Sonuç olarak denebilir ki, Kur’an bir ekonomi kitabı değildir. Fakat o, her alanda olduğu gibi iktisadi alanda da dertlere şifa olabilecek evrensel ilkeleri ve doğruları içerir. Çünkü Kur’an, emek ve çalışmayı ibadet çerçevesinde ele alıp değerlendirir, dünyanın imarını ve ıslahını da müminin görevleri arasında sayar. Öyleyse yoksulluğu övme, dünyayı ıslah ve imarda geri kalma gibi anlayışları Kur’an’la bağdaştırmak mümkün değildir. İslam'ın insandan istediği, mümine yaraşır bir izzetle yaşamasıdır. Bu da büyük ölçüde alan el değil, veren el olmakla gerçekleşebilir. [19]
---------------------
[1] Bakara: 2/188
[2] Bkz. Bakara: 2/188, 275; Nisa: 4/29; Şuara: 26/181-183 vb
[3] Bkz. Müzzemmil: 73/11-13; Müddessir: 74/11-15: Hümeze: 104/1-4, Maun: 107/1-7 vb
[4] Bkz. Bakara: 2/107: Ali İmran: 3/26-27 vb.

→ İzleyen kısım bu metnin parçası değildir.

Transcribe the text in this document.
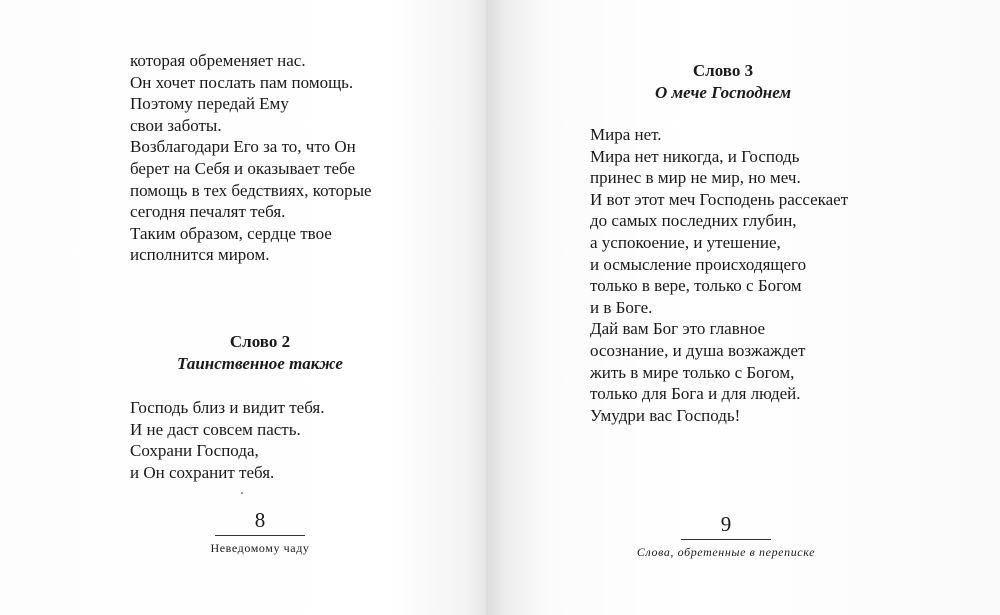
которая обременяет нас.
Он хочет послать пам помощь.
Поэтому передай Ему
свои заботы.
Возблагодари Его за то, что Он
берет на Себя и оказывает тебе
помощь в тех бедствиях, которые
сегодня печалят тебя.
Таким образом, сердце твое
исполнится миром.
Слово 2
Таинственное также
Господь близ и видит тебя.
И не даст совсем пасть.
Сохрани Господа,
и Он сохранит тебя.
8
Неведомому чаду
Слово 3
О мече Господнем
Мира нет.
Мира нет никогда, и Господь
принес в мир не мир, но меч.
И вот этот меч Господень рассекает
до самых последних глубин,
а успокоение, и утешение,
и осмысление происходящего
только в вере, только с Богом
и в Боге.
Дай вам Бог это главное
осознание, и душа возжаждет
жить в мире только с Богом,
только для Бога и для людей.
Умудри вас Господь!
9
Слова, обретенные в переписке
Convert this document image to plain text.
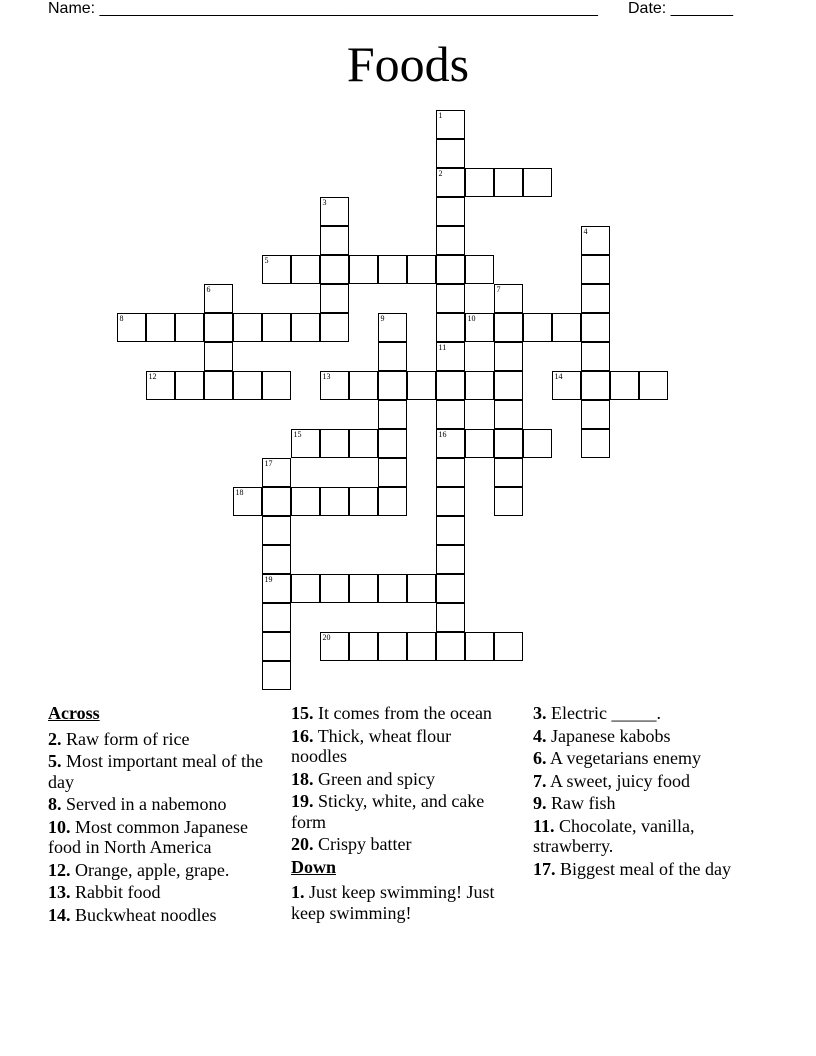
Name: ________________________________________________________ Date: _______
Foods
1
2
11
16
3
4
5
6	7
8	9	10
12	13	14
15
17
19
18
20
Across
2. Raw form of rice
5. Most important meal of the day
8. Served in a nabemono
10. Most common Japanese food in North America
12. Orange, apple, grape.
13. Rabbit food
14. Buckwheat noodles
15. It comes from the ocean
16. Thick, wheat flour noodles
18. Green and spicy
19. Sticky, white, and cake form
20. Crispy batter
Down
1. Just keep swimming! Just keep swimming!
3. Electric _____.
4. Japanese kabobs
6. A vegetarians enemy
7. A sweet, juicy food
9. Raw fish
11. Chocolate, vanilla, strawberry.
17. Biggest meal of the day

[5] Bkz. Bakara: 2/30: Ahzab: 33/ 72
[6] Bkz.Bakara: 2/29 vb.
[7] Bkz.Mülk: 67/2
[8] Bkz Cuma: 62/10: Rum: 30/46: Müzzemmil: 73/20
[9] Bkz Alak: 96/ 6-7: Şura: 42/27 vb.
[10] Bkz.Cuma: 62/ 10: Mülk: 67/15
[11] Bkz. Alak: 96/6-7 vb.
[12] Bkz. Haşr: 59/ 7
[13] Bkz. Rum: 30/4!
[14] Bkz. İsra: 17/ 16: Sebe: 3'1; 34-35 vb,
[15] Bkz. Al-i İmran: 3/ 14-15: İsra: 17/100 vb.
[16] Bkz. Şems: 91/ 7-9: Leyl: 92/4-7 vb.
[17] Bkz. Hud: 11/61 vb. Fahrettin Yıldız, Kur’an Aydınlığında Hayatı Doğru Yaşamak, İşaret Yayınları: 253-255.
[18] Fahrettin Yıldız, Kur’an Aydınlığında Hayatı Doğru Yaşamak, İşaret Yayınları: 255-256.
[19] Fahrettin Yıldız, Kur’an Aydınlığında Hayatı Doğru Yaşamak, İşaret Yayınları: 256.